Sutter Health was accused of violating state antitrust laws by wielding its massive market power in Northern California to drive up prices. The Sacramento-based nonprofit health system, which reported an operating revenue of $13 billion in 2018, was expected to face up to $2.7 billion in damages before a settlement was reached just ahead of when opening arguments were slated to begin.
While the final details of the case have not been released yet, there is still interest in the healthcare industry about what concessions were made by each side in the case and how the settlement may impact the industry at large.
Elizabeth Mitchell, CEO of the Pacific Business Group on Health (PBGH), told HealthLeaders that the case was another example of how important it is for employers to review pricing practices, especially for hospital services.
“We think that there will be a lot to be learned from this case when we understand what the injunctive release will include,” Mitchell said. “There is a need to ensure a functional marketplace for healthcare purchasing and this could create that opportunity for California and potentially the rest of the country.”
Provider consolidation has become a focus of California’s healthcare market in recent years, with several reports pointing to significant market concentrations in counties across the state.
A September 2018 study conducted by RAND Corporation and the Nicholas C. Petris Center on Health Care Markets and Consumer Welfare School of Public Health at the University of California, Berkeley found that more than a dozen California counties were deemed “hot spots,” or markets that deserve additional regulatory review.
Researchers urged state legislators to pass additional oversight measures to address the potential negative consequences of healthcare M&A activity.
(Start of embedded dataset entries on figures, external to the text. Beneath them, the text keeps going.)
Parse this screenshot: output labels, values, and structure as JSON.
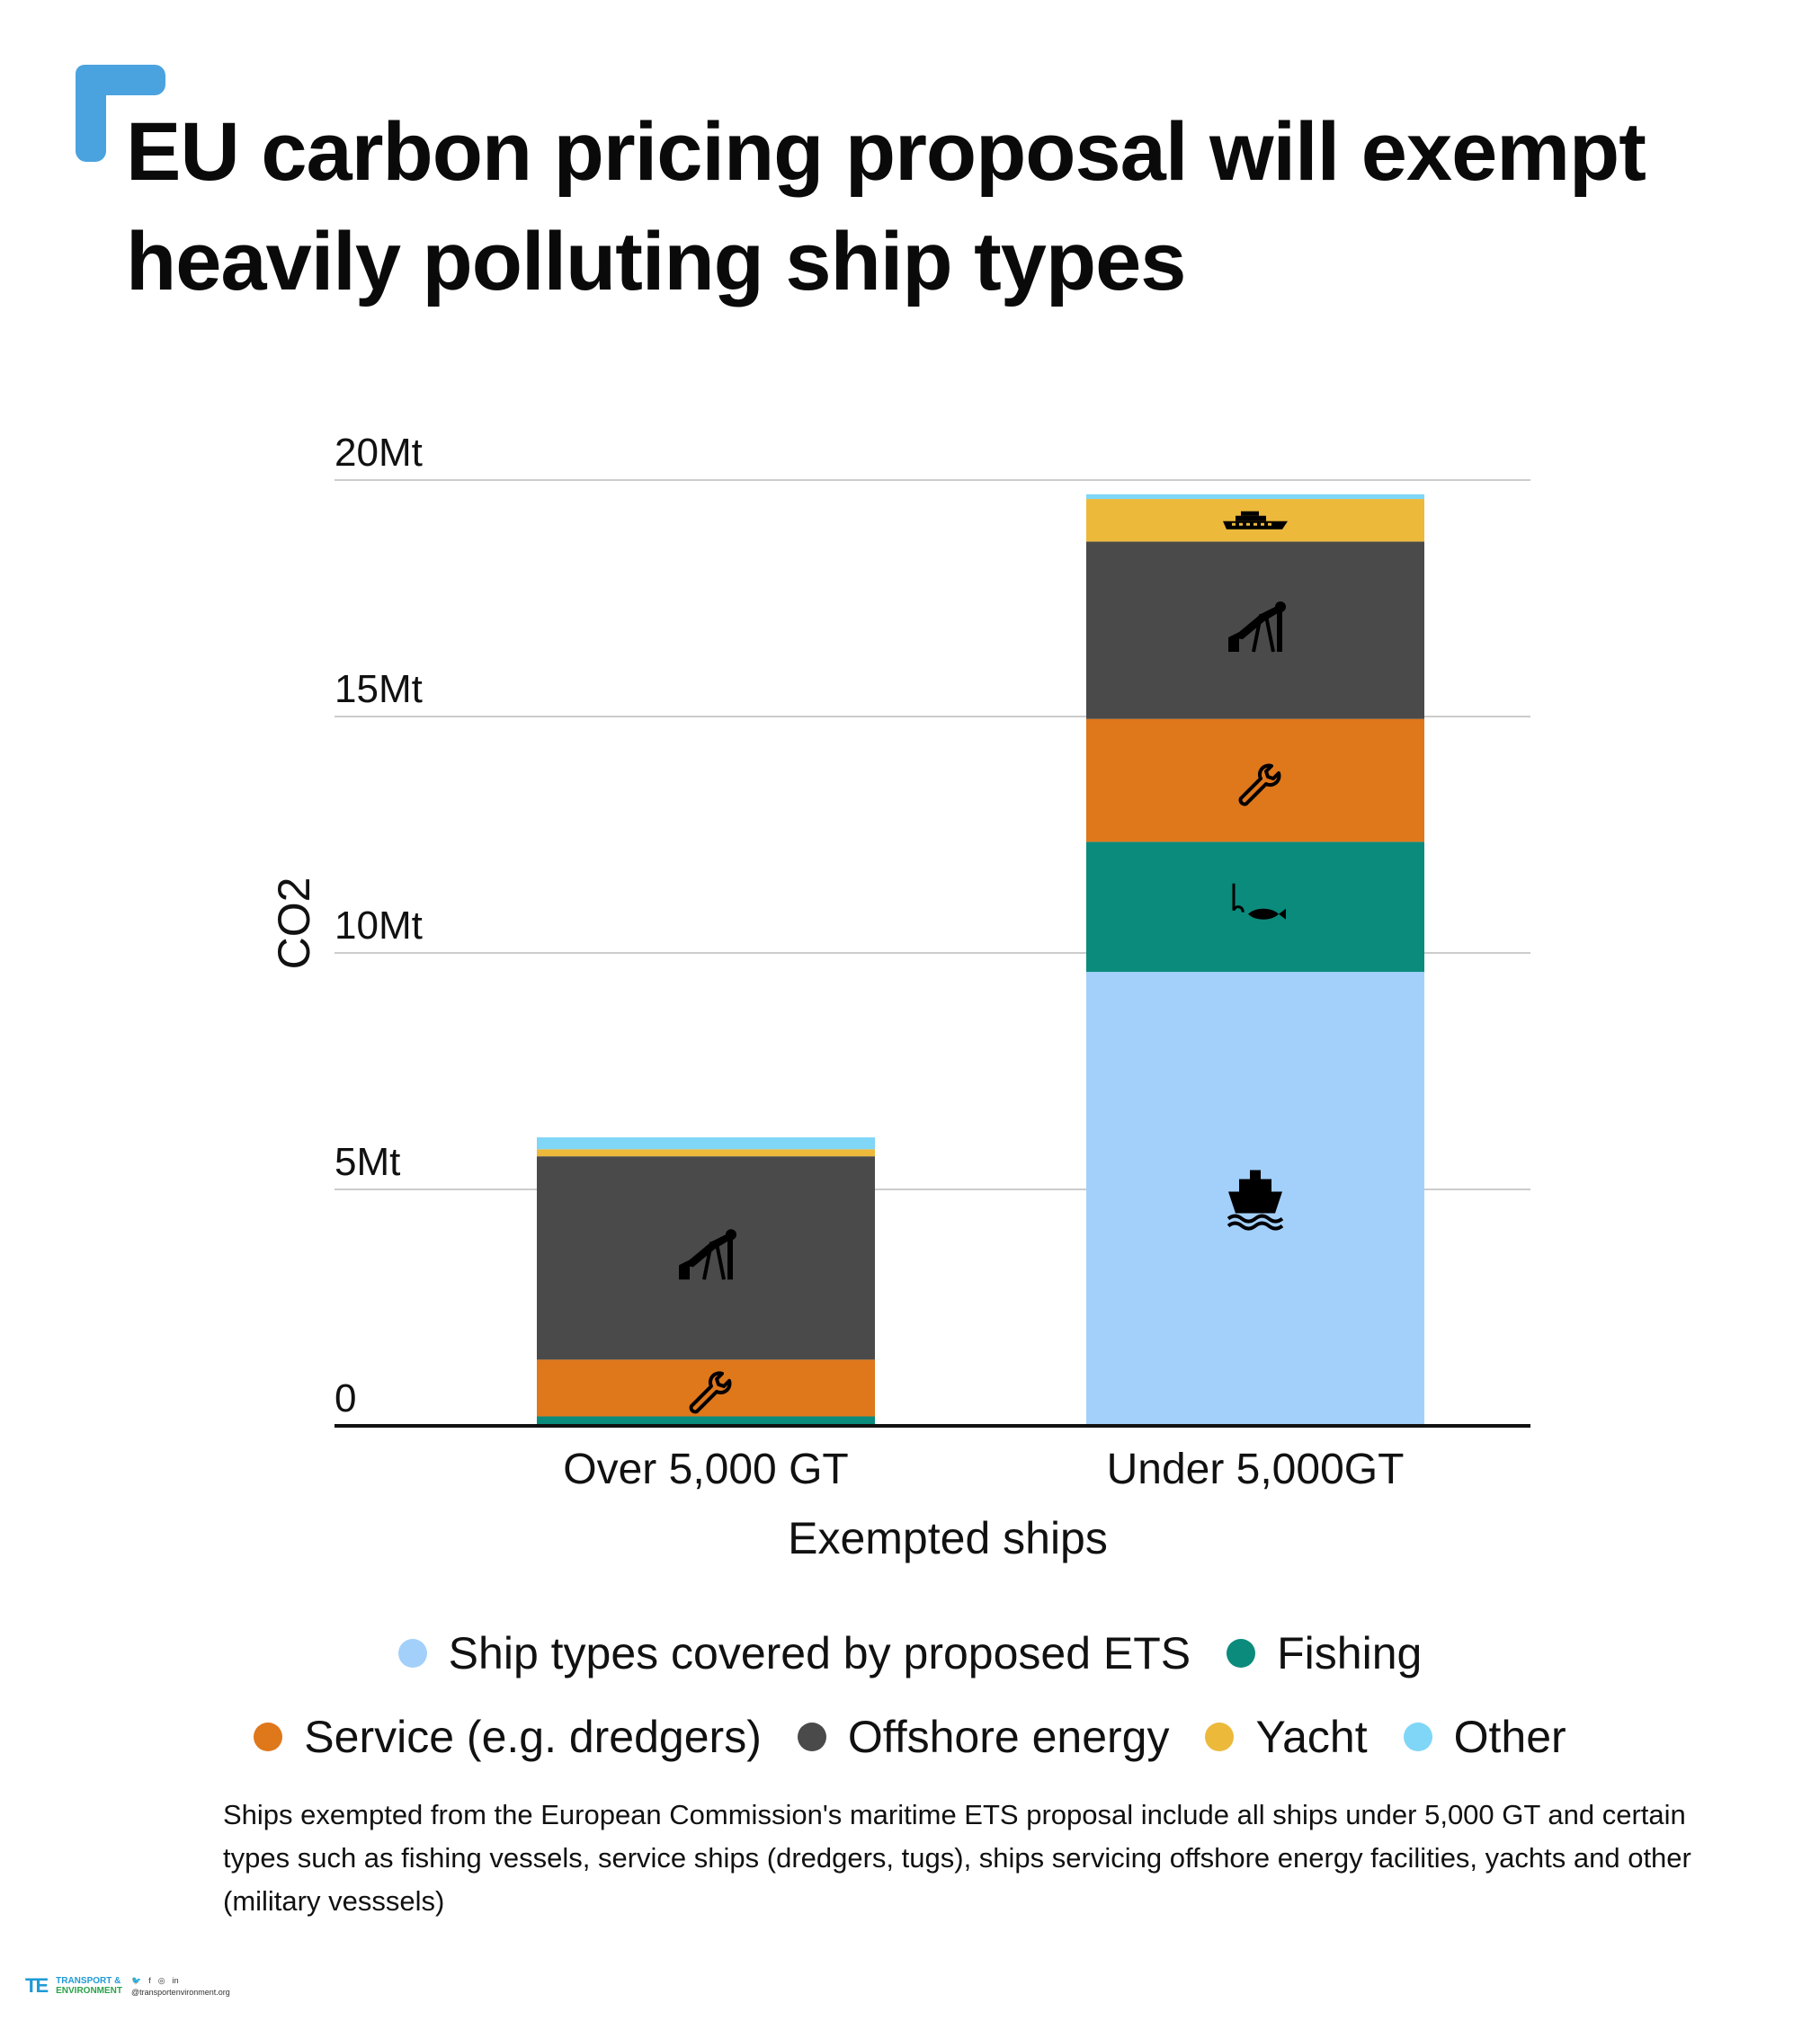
{
  "title": "EU carbon pricing proposal will exempt heavily polluting ship types",
  "colors": {
    "corner_mark": "#4aa3df",
    "ets": "#a3d0fb",
    "fishing": "#0b8b7c",
    "service": "#df771b",
    "offshore": "#4a4a4a",
    "yacht": "#ecb93b",
    "other": "#7fd6f7",
    "grid": "#cccccc",
    "axis": "#111111"
  },
  "chart_data": {
    "type": "bar",
    "stacked": true,
    "categories": [
      "Over 5,000 GT",
      "Under 5,000GT"
    ],
    "series": [
      {
        "name": "Ship types covered by proposed ETS",
        "key": "ets",
        "icon": "cargo-ship-icon",
        "values": [
          0,
          9.6
        ]
      },
      {
        "name": "Fishing",
        "key": "fishing",
        "icon": "fishing-hook-icon",
        "values": [
          0.2,
          2.75
        ]
      },
      {
        "name": "Service (e.g. dredgers)",
        "key": "service",
        "icon": "wrench-icon",
        "values": [
          1.2,
          2.6
        ]
      },
      {
        "name": "Offshore energy",
        "key": "offshore",
        "icon": "oil-pump-icon",
        "values": [
          4.3,
          3.75
        ]
      },
      {
        "name": "Yacht",
        "key": "yacht",
        "icon": "yacht-icon",
        "values": [
          0.15,
          0.9
        ]
      },
      {
        "name": "Other",
        "key": "other",
        "icon": "",
        "values": [
          0.25,
          0.1
        ]
      }
    ],
    "xlabel": "Exempted ships",
    "ylabel": "CO2",
    "ylim": [
      0,
      20
    ],
    "yticks": [
      0,
      5,
      10,
      15,
      20
    ],
    "ytick_labels": [
      "0",
      "5Mt",
      "10Mt",
      "15Mt",
      "20Mt"
    ],
    "grid": true,
    "legend_position": "bottom"
  },
  "legend": {
    "row1": [
      "Ship types covered by proposed ETS",
      "Fishing"
    ],
    "row2": [
      "Service (e.g. dredgers)",
      "Offshore energy",
      "Yacht",
      "Other"
    ]
  },
  "footnote": "Ships exempted from the European Commission's maritime ETS proposal include all ships under 5,000 GT and certain types such as fishing  vessels, service ships (dredgers, tugs), ships servicing offshore energy facilities, yachts and other (military vesssels)",
  "footer": {
    "logo_mark": "TE",
    "logo_line1": "TRANSPORT &",
    "logo_line2": "ENVIRONMENT",
    "website": "@transportenvironment.org"
  }
}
As it relates to large employers, Mitchell said that businesses are continually looking for innovative arrangements that prioritize quality care options and affordability, which may require providers who have been “seeking to maximize prices” to rethink that approach.
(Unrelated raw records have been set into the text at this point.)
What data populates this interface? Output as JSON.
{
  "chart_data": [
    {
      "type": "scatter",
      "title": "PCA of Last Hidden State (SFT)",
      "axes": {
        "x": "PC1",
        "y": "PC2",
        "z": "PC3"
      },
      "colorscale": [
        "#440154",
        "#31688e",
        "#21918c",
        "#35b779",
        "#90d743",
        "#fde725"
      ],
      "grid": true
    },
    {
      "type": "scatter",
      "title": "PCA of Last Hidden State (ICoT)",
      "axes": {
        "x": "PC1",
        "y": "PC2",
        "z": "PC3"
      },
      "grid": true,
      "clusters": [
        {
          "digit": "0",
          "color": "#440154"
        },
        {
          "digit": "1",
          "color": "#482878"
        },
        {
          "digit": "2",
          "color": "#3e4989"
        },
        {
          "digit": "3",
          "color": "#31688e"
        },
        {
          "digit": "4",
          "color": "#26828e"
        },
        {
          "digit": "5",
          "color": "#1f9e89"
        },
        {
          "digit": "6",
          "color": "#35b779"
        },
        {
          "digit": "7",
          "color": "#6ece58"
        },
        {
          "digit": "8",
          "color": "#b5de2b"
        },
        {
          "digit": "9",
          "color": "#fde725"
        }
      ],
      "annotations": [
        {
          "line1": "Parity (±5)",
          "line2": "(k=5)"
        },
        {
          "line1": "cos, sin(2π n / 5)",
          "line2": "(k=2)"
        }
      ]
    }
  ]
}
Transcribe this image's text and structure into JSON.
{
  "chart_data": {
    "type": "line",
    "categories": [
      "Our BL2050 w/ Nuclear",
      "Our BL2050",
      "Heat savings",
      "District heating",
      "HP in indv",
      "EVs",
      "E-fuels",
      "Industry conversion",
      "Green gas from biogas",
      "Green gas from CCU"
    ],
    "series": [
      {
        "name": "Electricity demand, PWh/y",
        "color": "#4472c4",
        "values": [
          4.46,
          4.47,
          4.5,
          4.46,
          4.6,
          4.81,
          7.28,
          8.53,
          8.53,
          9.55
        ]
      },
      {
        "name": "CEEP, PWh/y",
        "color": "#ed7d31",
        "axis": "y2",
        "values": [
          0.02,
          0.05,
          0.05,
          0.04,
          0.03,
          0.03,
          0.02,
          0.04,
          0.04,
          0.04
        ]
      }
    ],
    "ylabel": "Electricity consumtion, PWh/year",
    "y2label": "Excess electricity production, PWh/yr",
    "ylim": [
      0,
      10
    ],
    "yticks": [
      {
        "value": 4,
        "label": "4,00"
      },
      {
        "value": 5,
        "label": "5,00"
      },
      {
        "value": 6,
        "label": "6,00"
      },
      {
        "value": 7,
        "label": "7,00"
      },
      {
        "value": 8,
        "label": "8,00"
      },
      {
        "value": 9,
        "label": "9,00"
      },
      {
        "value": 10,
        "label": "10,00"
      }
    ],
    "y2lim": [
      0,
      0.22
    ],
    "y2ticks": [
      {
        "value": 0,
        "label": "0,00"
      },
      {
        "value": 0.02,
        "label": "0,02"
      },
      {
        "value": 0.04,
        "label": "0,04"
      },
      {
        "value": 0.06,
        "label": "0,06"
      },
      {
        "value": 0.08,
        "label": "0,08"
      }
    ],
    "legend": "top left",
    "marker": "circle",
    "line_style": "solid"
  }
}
She pointed to PBGH’s Employers Centers of Excellence Network, which has allowed businesses to contract with certain providers for affordable care options that improve health outcomes.
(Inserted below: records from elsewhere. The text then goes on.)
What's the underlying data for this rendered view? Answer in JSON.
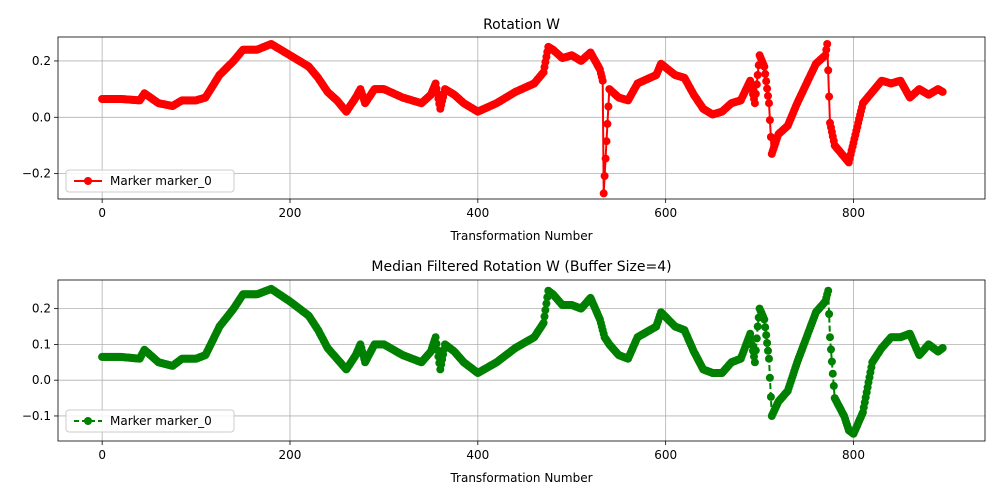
{
  "chart_data": [
    {
      "type": "line",
      "title": "Rotation W",
      "xlabel": "Transformation Number",
      "ylabel": "",
      "xlim": [
        -47,
        940
      ],
      "ylim": [
        -0.29,
        0.285
      ],
      "xticks": [
        0,
        200,
        400,
        600,
        800
      ],
      "xtick_labels": [
        "0",
        "200",
        "400",
        "600",
        "800"
      ],
      "yticks": [
        -0.2,
        0.0,
        0.2
      ],
      "ytick_labels": [
        "−0.2",
        "0.0",
        "0.2"
      ],
      "grid": true,
      "legend_position": "lower-left",
      "color": "#ff0000",
      "line_style": "solid",
      "marker": "circle",
      "series": [
        {
          "name": "Marker marker_0",
          "x": [
            0,
            20,
            40,
            45,
            60,
            75,
            85,
            100,
            110,
            125,
            140,
            150,
            165,
            180,
            200,
            220,
            230,
            240,
            250,
            260,
            270,
            275,
            280,
            290,
            300,
            320,
            340,
            350,
            355,
            360,
            365,
            375,
            385,
            400,
            420,
            440,
            460,
            470,
            475,
            480,
            490,
            500,
            510,
            520,
            530,
            533,
            534,
            540,
            550,
            560,
            570,
            590,
            595,
            610,
            620,
            630,
            640,
            650,
            660,
            670,
            680,
            690,
            695,
            698,
            700,
            705,
            710,
            713,
            720,
            730,
            740,
            750,
            760,
            770,
            772,
            775,
            780,
            790,
            795,
            800,
            810,
            820,
            830,
            840,
            850,
            860,
            870,
            880,
            890,
            895
          ],
          "y": [
            0.065,
            0.065,
            0.06,
            0.085,
            0.05,
            0.04,
            0.06,
            0.06,
            0.07,
            0.15,
            0.2,
            0.24,
            0.24,
            0.26,
            0.22,
            0.18,
            0.14,
            0.09,
            0.06,
            0.02,
            0.07,
            0.1,
            0.05,
            0.1,
            0.1,
            0.07,
            0.05,
            0.08,
            0.12,
            0.03,
            0.1,
            0.08,
            0.05,
            0.02,
            0.05,
            0.09,
            0.12,
            0.16,
            0.25,
            0.24,
            0.21,
            0.22,
            0.2,
            0.23,
            0.17,
            0.13,
            -0.27,
            0.1,
            0.07,
            0.06,
            0.12,
            0.15,
            0.19,
            0.15,
            0.14,
            0.08,
            0.03,
            0.01,
            0.02,
            0.05,
            0.06,
            0.13,
            0.05,
            0.15,
            0.22,
            0.18,
            0.05,
            -0.13,
            -0.06,
            -0.03,
            0.05,
            0.12,
            0.19,
            0.22,
            0.26,
            -0.02,
            -0.1,
            -0.14,
            -0.16,
            -0.09,
            0.05,
            0.09,
            0.13,
            0.12,
            0.13,
            0.07,
            0.1,
            0.08,
            0.1,
            0.09
          ]
        }
      ]
    },
    {
      "type": "line",
      "title": "Median Filtered Rotation W (Buffer Size=4)",
      "xlabel": "Transformation Number",
      "ylabel": "",
      "xlim": [
        -47,
        940
      ],
      "ylim": [
        -0.17,
        0.28
      ],
      "xticks": [
        0,
        200,
        400,
        600,
        800
      ],
      "xtick_labels": [
        "0",
        "200",
        "400",
        "600",
        "800"
      ],
      "yticks": [
        -0.1,
        0.0,
        0.1,
        0.2
      ],
      "ytick_labels": [
        "−0.1",
        "0.0",
        "0.1",
        "0.2"
      ],
      "grid": true,
      "legend_position": "lower-left",
      "color": "#008000",
      "line_style": "dashed",
      "marker": "circle",
      "series": [
        {
          "name": "Marker marker_0",
          "x": [
            0,
            20,
            40,
            45,
            60,
            75,
            85,
            100,
            110,
            125,
            140,
            150,
            165,
            180,
            200,
            220,
            230,
            240,
            250,
            260,
            270,
            275,
            280,
            290,
            300,
            320,
            340,
            350,
            355,
            360,
            365,
            375,
            385,
            400,
            420,
            440,
            460,
            470,
            475,
            480,
            490,
            500,
            510,
            520,
            530,
            535,
            540,
            550,
            560,
            570,
            590,
            595,
            610,
            620,
            630,
            640,
            650,
            660,
            670,
            680,
            690,
            695,
            698,
            700,
            705,
            710,
            713,
            720,
            730,
            740,
            750,
            760,
            770,
            773,
            775,
            780,
            790,
            795,
            800,
            810,
            820,
            830,
            840,
            850,
            860,
            870,
            880,
            890,
            895
          ],
          "y": [
            0.065,
            0.065,
            0.06,
            0.085,
            0.05,
            0.04,
            0.06,
            0.06,
            0.07,
            0.15,
            0.2,
            0.24,
            0.24,
            0.255,
            0.22,
            0.18,
            0.14,
            0.09,
            0.06,
            0.03,
            0.07,
            0.1,
            0.05,
            0.1,
            0.1,
            0.07,
            0.05,
            0.08,
            0.12,
            0.03,
            0.1,
            0.08,
            0.05,
            0.02,
            0.05,
            0.09,
            0.12,
            0.16,
            0.25,
            0.24,
            0.21,
            0.21,
            0.2,
            0.23,
            0.17,
            0.12,
            0.1,
            0.07,
            0.06,
            0.12,
            0.15,
            0.19,
            0.15,
            0.14,
            0.08,
            0.03,
            0.02,
            0.02,
            0.05,
            0.06,
            0.13,
            0.05,
            0.15,
            0.2,
            0.17,
            0.06,
            -0.1,
            -0.06,
            -0.03,
            0.05,
            0.12,
            0.19,
            0.22,
            0.25,
            0.12,
            -0.05,
            -0.1,
            -0.14,
            -0.15,
            -0.09,
            0.05,
            0.09,
            0.12,
            0.12,
            0.13,
            0.07,
            0.1,
            0.08,
            0.09
          ]
        }
      ]
    }
  ]
}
However, Mitchell said that some contracting practices from large integrated systems prohibit such approaches by employers to identify and discern quality variation, which ultimately impacts patients.
Despite the ruling in the Sutter case, Mitchell said that the larger issue around pricing for medical care in California is not fully resolved.
“I don’t think this issue will go away, it will remain front and center for a lot of folks paying for medical care,” Mitchell said. “There’s a lot of interest in partnering with clinicians for high value care, but these anti-competitive practices really inhibit that.”